The casualties of family collapse in America deserve our compassion. But, the very last thing they need is the over-lubricated, unthinking empathy offered by Oprah. This is promiscuous compassion.  Lack of money is not the greatest cause of pain and suffering in America. Anyone whose heart is still functioning can see that.  Oprah’s heroes may collect millions of sheets, an ocean load of socks, enough celery and potatoes to make 300 million bowls of free soup a day – and they will make no great dent in America’s pain. They will not take away the everyday sorrow and suffering of the millions of children raised in the haphazard conditions of single motherhood and divorce.

Yesterday’s Heroes in Hard Times program was co-sponsored by People, that great benefactor of the American commonweal. “We’re an optimistic magazine and an optimistic people,” Larry Hackett, People’s editor, proclaimed. And probably no single institution has done more to normalize single motherhood. Its constant, glowing profiles of celebrities who have no problem raising  children without husbands have been an inspiration to thousands of women who find it difficult to replicate this success.  If People is into charity, it’s into a very reckless form of it.

If Oprah with her staggeringly powerful influence were to say emphatically and repeatedly to her millions of viewers that to have sex without marriage and to bear children out-of-wedlock is wrong and selfish, she would be a true heroine in hard times. Instead, she remains the largest and most influential propaganda arm of a government and a business world that aspires to remake America once and for all into a country of mutually-loving strangers, who buy their way into each other’s affections.
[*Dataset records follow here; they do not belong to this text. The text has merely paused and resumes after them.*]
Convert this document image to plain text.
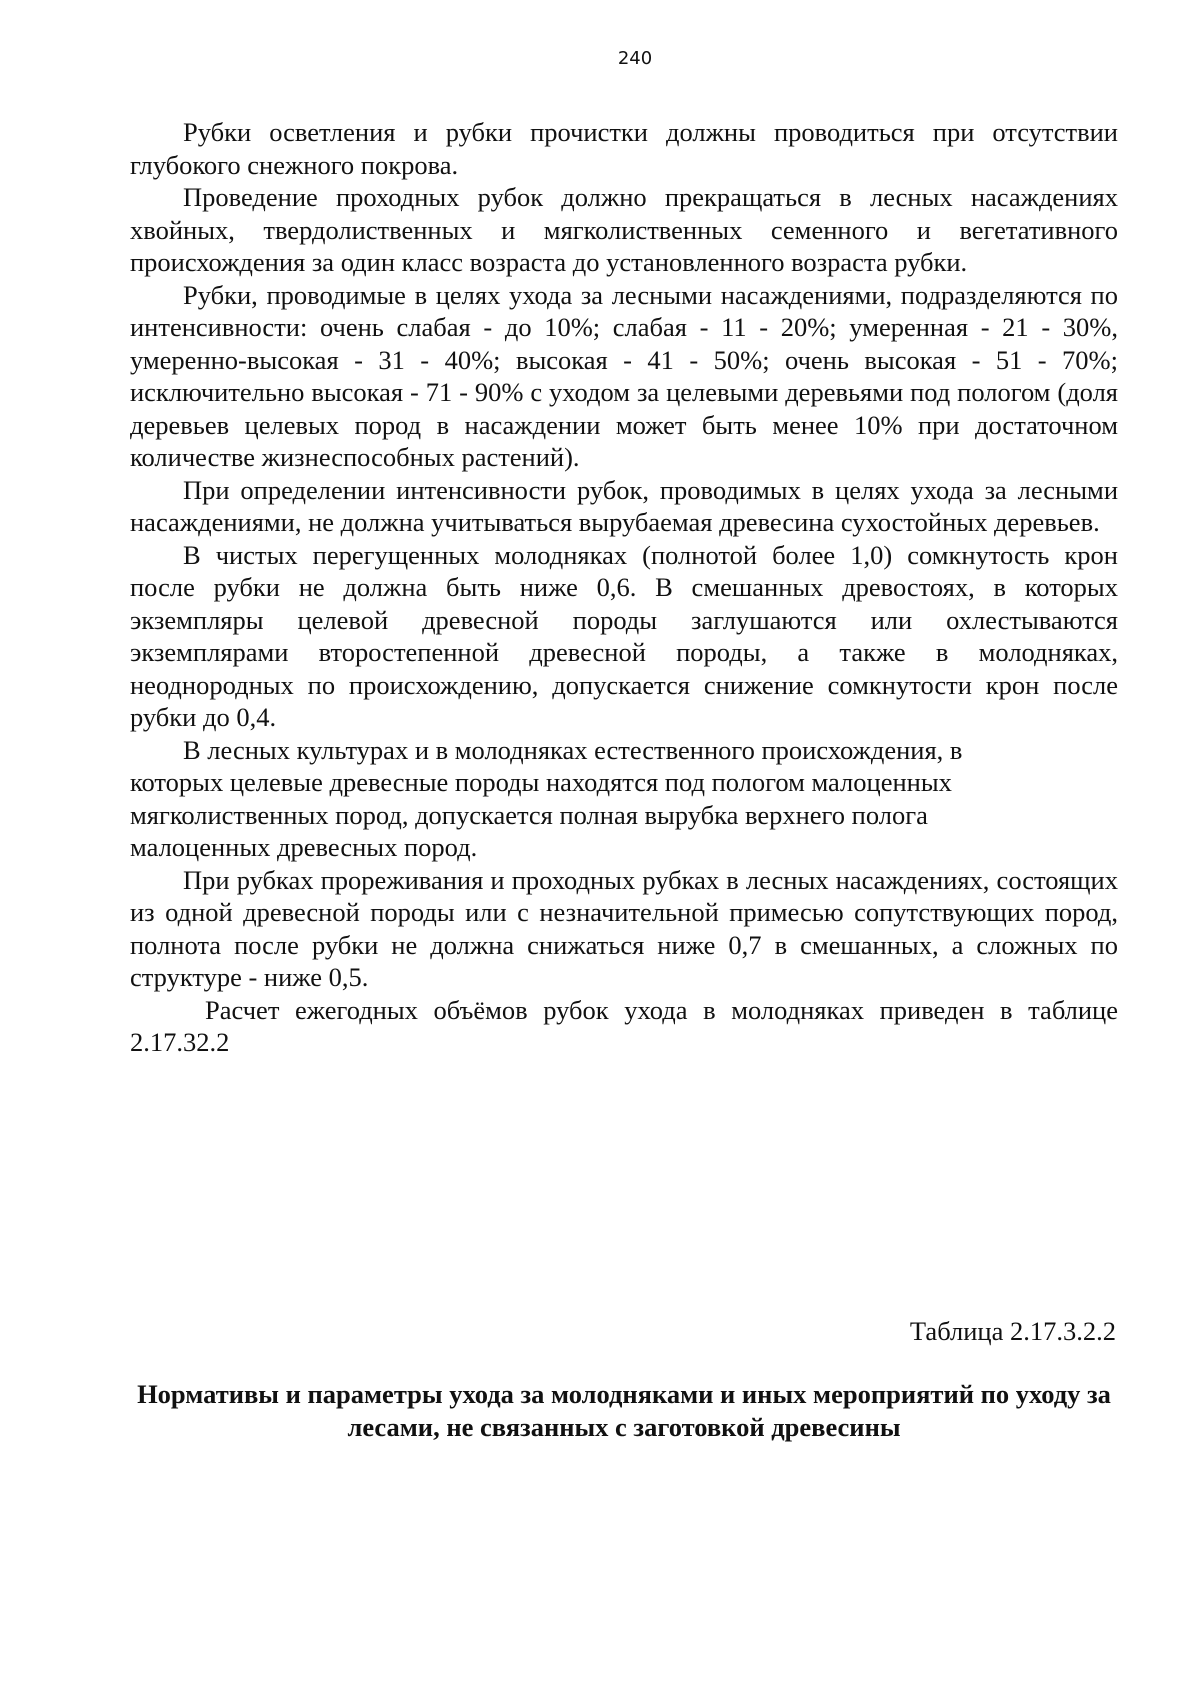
240

Рубки осветления и рубки прочистки должны проводиться при отсутствии глубокого снежного покрова.

Проведение проходных рубок должно прекращаться в лесных насаждениях хвойных, твердолиственных и мягколиственных семенного и вегетативного происхождения за один класс возраста до установленного возраста рубки.

Рубки, проводимые в целях ухода за лесными насаждениями, подразделяются по интенсивности: очень слабая - до 10%; слабая - 11 - 20%; умеренная - 21 - 30%, умеренно-высокая - 31 - 40%; высокая - 41 - 50%; очень высокая - 51 - 70%; исключительно высокая - 71 - 90% с уходом за целевыми деревьями под пологом (доля деревьев целевых пород в насаждении может быть менее 10% при достаточном количестве жизнеспособных растений).

При определении интенсивности рубок, проводимых в целях ухода за лесными насаждениями, не должна учитываться вырубаемая древесина сухостойных деревьев.

В чистых перегущенных молодняках (полнотой более 1,0) сомкнутость крон после рубки не должна быть ниже 0,6. В смешанных древостоях, в которых экземпляры целевой древесной породы заглушаются или охлестываются экземплярами второстепенной древесной породы, а также в молодняках, неоднородных по происхождению, допускается снижение сомкнутости крон после рубки до 0,4.

В лесных культурах и в молодняках естественного происхождения, в которых целевые древесные породы находятся под пологом малоценных мягколиственных пород, допускается полная вырубка верхнего полога малоценных древесных пород.

При рубках прореживания и проходных рубках в лесных насаждениях, состоящих из одной древесной породы или с незначительной примесью сопутствующих пород, полнота после рубки не должна снижаться ниже 0,7 в смешанных, а сложных по структуре - ниже 0,5.

Расчет ежегодных объёмов рубок ухода в молодняках приведен в таблице 2.17.32.2

Таблица 2.17.3.2.2
Нормативы и параметры ухода за молодняками и иных мероприятий по уходу за лесами, не связанных с заготовкой древесины
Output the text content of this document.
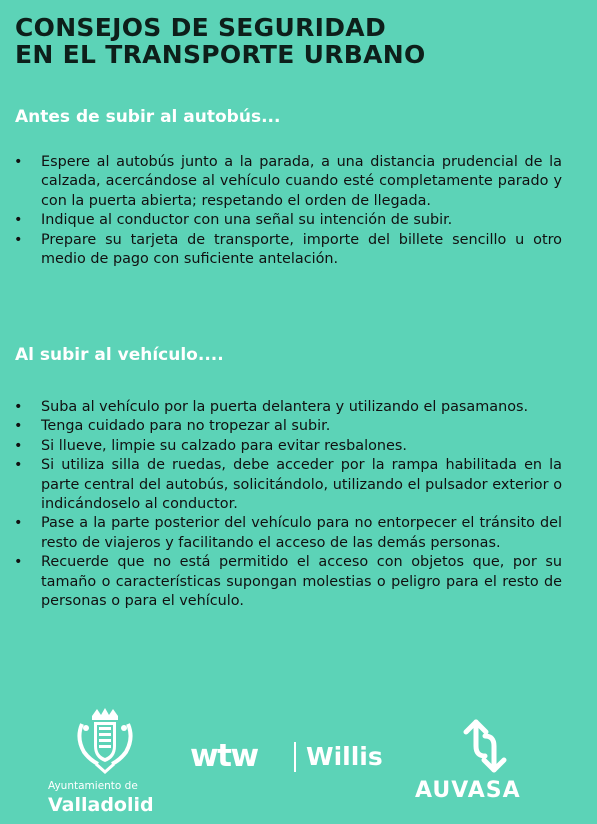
CONSEJOS DE SEGURIDAD
EN EL TRANSPORTE URBANO
Antes de subir al autobús...
•	Espere al autobús junto a la parada, a una distancia prudencial de la calzada, acercándose al vehículo cuando esté completamente parado y con la puerta abierta; respetando el orden de llegada.
•	Indique al conductor con una señal su intención de subir.
•	Prepare su tarjeta de transporte, importe del billete sencillo u otro medio de pago con suficiente antelación.
Al subir al vehículo....
•	Suba al vehículo por la puerta delantera y utilizando el pasamanos.
•	Tenga cuidado para no tropezar al subir.
•	Si llueve, limpie su calzado para evitar resbalones.
•	Si utiliza silla de ruedas, debe acceder por la rampa habilitada en la parte central del autobús, solicitándolo, utilizando el pulsador exterior o indicándoselo al conductor.
•	Pase a la parte posterior del vehículo para no entorpecer el tránsito del resto de viajeros y facilitando el acceso de las demás personas.
•	Recuerde que no está permitido el acceso con objetos que, por su tamaño o características supongan molestias o peligro para el resto de personas o para el vehículo.
Ayuntamiento de
Valladolid
wtw Willis
AUVASA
Empathy, as Aristotle said, must “feel or act towards the right person to the right extent at the right time for the right reason in the right way.” Among those interviewed on yesterday’s show were Dan and Suzie Bell, of Eureka Springs, Arkansas who run a free medical clinic twice a month. This is a worthy effort and the Bells appear to be people of admirable generosity and energy.

According to Dan Bell, people who fall within the 18-65 age group are especially at risk for finding themselves without health insurance and affordable care. That’s quite a few people. Both he and Oprah were plugging for nationalized health care. Among those interviewed at his clinic, however, it was never asked, “Was your family able to help you?” The assumption was that everyone there was a discrete social atom, with no network of support beyond organized charity or government programs.

The scene would have been unimaginable in a properly functioning community, where the most important form of charity is the aid shown toward those with whom one is connected by blood or friendship. In the Amish communities of Pennsylvania,  hospital bills are paid in cash with no health insurance at all. The community bands together to help the sick.  There is no need for government aid or massive charitable organizations. This meets the Aristotelean ideal of community as “a sharing of households and families in a good life, for the purpose of a complete and self-sufficient life.”
 
Charity that is directed only toward the individual and his temporary desires, with no sight of the greater good, is a profligate form of love. And, charity of any kind that is self-promoting – well, that violates ancient ethical standards too. It is always best if the left hand doesn’t know what the right hand is doing.

Hal Colston gives car keys to Dylan, a single mom.